How to trade on price momentum?
Do you like new, untraditional, profitable solutions? If yes, you’ve got to learn the Awesome+ strategy. It’s very easy to understand and it works perfectly on average and highly volatile markets with highly liquid assets; in other words, it loves mobility and popularity. It really doesn’t matter when you use it, the main thing is that the market should be “breathing”.
Template setup
Assets to trade:
AUD/USD; EUR/USD; EUR/GBP; GBP/USD with levels +/- 0.0005
AUD/JPY; EUR/JPY; USD/JPY with levels +/- 0.03
GBP/JPY with levels +/- 1.0
The recommended timeframe is 1 minute.
We use:
Awesome Oscillator
Horizontal (to mark the required levels on the indicator)
Preparing the template
Select the “Awesome Oscillator” and manually mark the required levels on it depending on the asset. This helps to cut out false signals and weak impulses of price movement.
The main task is not to miss the indicator crossing level “0.0”. This is the first sign of a signal to enter. Then you just have to wait for sufficient price momentum.
Trade UP
- The column of the Awesome Oscillator (the green bar of the histogram) crosses the marked upper level.

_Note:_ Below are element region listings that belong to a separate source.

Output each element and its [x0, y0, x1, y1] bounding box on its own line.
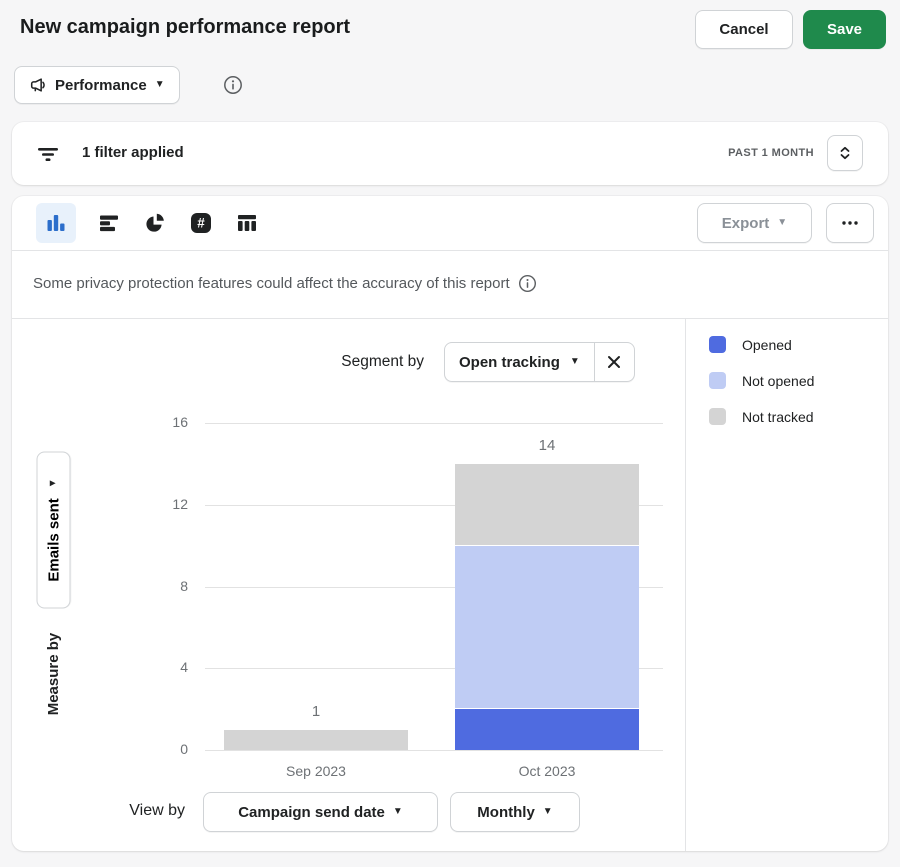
export-dropdown[interactable]: Export ▼ [697, 203, 812, 243]
view-by-label: View by [110, 802, 185, 820]
chart-type-switcher: # [36, 203, 260, 243]
date-range-expand-button[interactable] [827, 135, 863, 171]
report-type-label: Performance [55, 77, 147, 94]
table-icon[interactable] [234, 203, 260, 243]
bar-segment-not-opened[interactable] [455, 546, 639, 709]
y-axis-tick-label: 16 [142, 414, 188, 430]
view-by-dimension-value: Campaign send date [238, 804, 385, 821]
svg-text:#: # [197, 216, 205, 231]
megaphone-icon [29, 76, 47, 94]
chart-type-toolbar: # Export ▼ [12, 196, 888, 251]
x-axis-label: Oct 2023 [477, 763, 617, 779]
chevron-down-icon: ▼ [393, 807, 403, 817]
privacy-notice-row: Some privacy protection features could a… [12, 251, 888, 319]
bar-total-label: 1 [276, 703, 356, 720]
horizontal-bar-chart-icon[interactable] [96, 203, 122, 243]
segment-by-control: Open tracking ▼ [444, 342, 635, 382]
legend-label: Not opened [742, 373, 814, 389]
filter-bar[interactable]: 1 filter applied PAST 1 MONTH [12, 122, 888, 185]
chart-region: Segment by Open tracking ▼ 0 4 8 12 16 1 Sep 2… [12, 319, 685, 851]
segment-by-dropdown[interactable]: Open tracking ▼ [445, 343, 594, 381]
grid-line [205, 750, 663, 751]
chart-legend-divider [685, 319, 686, 851]
legend-item[interactable]: Not opened [709, 372, 814, 389]
ellipsis-icon [841, 220, 859, 226]
filter-icon [36, 142, 60, 166]
export-label: Export [722, 215, 770, 232]
x-icon [607, 355, 621, 369]
report-panel: # Export ▼ Some privacy protection featu… [12, 196, 888, 851]
legend-item[interactable]: Opened [709, 336, 814, 353]
chevron-down-icon: ▼ [155, 80, 165, 90]
segment-by-label: Segment by [314, 353, 424, 371]
bar-segment-opened[interactable] [455, 709, 639, 750]
bar-total-label: 14 [507, 437, 587, 454]
chevron-down-icon: ▼ [570, 357, 580, 367]
y-axis-tick-label: 12 [142, 496, 188, 512]
donut-chart-icon[interactable] [142, 203, 168, 243]
bar-segment-not-tracked[interactable] [455, 464, 639, 545]
legend-swatch [709, 408, 726, 425]
chevron-icon: ▼ [49, 478, 59, 488]
remove-segment-button[interactable] [594, 343, 634, 381]
legend-item[interactable]: Not tracked [709, 408, 814, 425]
legend-label: Opened [742, 337, 792, 353]
privacy-info-icon[interactable] [518, 274, 537, 293]
legend-label: Not tracked [742, 409, 814, 425]
report-builder-screen: New campaign performance report Cancel S… [0, 0, 900, 867]
bar-segment-not-tracked[interactable] [224, 730, 408, 750]
measure-axis-dropdown[interactable]: Emails sent ▼ [37, 452, 71, 609]
date-range-label: PAST 1 MONTH [728, 147, 814, 159]
y-axis-tick-label: 0 [142, 741, 188, 757]
chevron-down-icon: ▼ [777, 218, 787, 228]
measure-axis-label: Emails sent [45, 498, 62, 581]
chevron-down-icon: ▼ [543, 807, 553, 817]
view-by-granularity-dropdown[interactable]: Monthly ▼ [450, 792, 580, 832]
view-by-granularity-value: Monthly [477, 804, 535, 821]
column-chart-icon[interactable] [36, 203, 76, 243]
measure-by-label: Measure by [45, 614, 65, 734]
report-type-info-icon[interactable] [223, 75, 243, 95]
chart-legend: Opened Not opened Not tracked [709, 336, 814, 425]
grid-line [205, 423, 663, 424]
page-title: New campaign performance report [20, 16, 350, 39]
privacy-notice-text: Some privacy protection features could a… [33, 275, 510, 292]
y-axis-tick-label: 4 [142, 659, 188, 675]
segment-by-value: Open tracking [459, 354, 560, 371]
save-button[interactable]: Save [803, 10, 886, 49]
view-by-dimension-dropdown[interactable]: Campaign send date ▼ [203, 792, 438, 832]
more-options-button[interactable] [826, 203, 874, 243]
y-axis-tick-label: 8 [142, 578, 188, 594]
legend-swatch [709, 336, 726, 353]
cancel-button[interactable]: Cancel [695, 10, 793, 49]
legend-swatch [709, 372, 726, 389]
single-number-icon[interactable]: # [188, 203, 214, 243]
filter-applied-text: 1 filter applied [82, 144, 184, 161]
x-axis-label: Sep 2023 [246, 763, 386, 779]
report-type-dropdown[interactable]: Performance ▼ [14, 66, 180, 104]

- On the price chart, we wait for the appearance of two red candlesticks: this is a confirmation signal to enter on a purchase.
We enter a trade on the next candlestick which is slightly above the previous maximum or on par with it. The expiration time is 3-5 minutes. On a low-volatility market – up to 10 minutes.
Trade DOWN
- The column of the Awesome Oscillator (the red bar of the histogram) crosses the marked lower level.
- We wait for the appearance of two green candlesticks: this is a confirmation signal to enter on a sale.
We enter a trade on the next candlestick which is slightly below the previous minimum or on par with it. The expiration time is 3-5 minutes. On a low-volatility market – up to 10 minutes.
IMPORTANT:
- pay attention to the levels on the indicator, as they filter out false signals: until the price reaches these levels, the momentum is too weak, and it’s risky to conclude a trade;
- the basic principle for entering a trade: wait for momentum from the indicator (above the marked levels), then there should be a small correction from the momentum on candlesticks and only after that can you conclude a trade in the direction of the momentum;
- instead of crossing the level of “0.0” the indicator may approach it and “rebound” off of it. This can also be taken as a preliminary signal for a trade.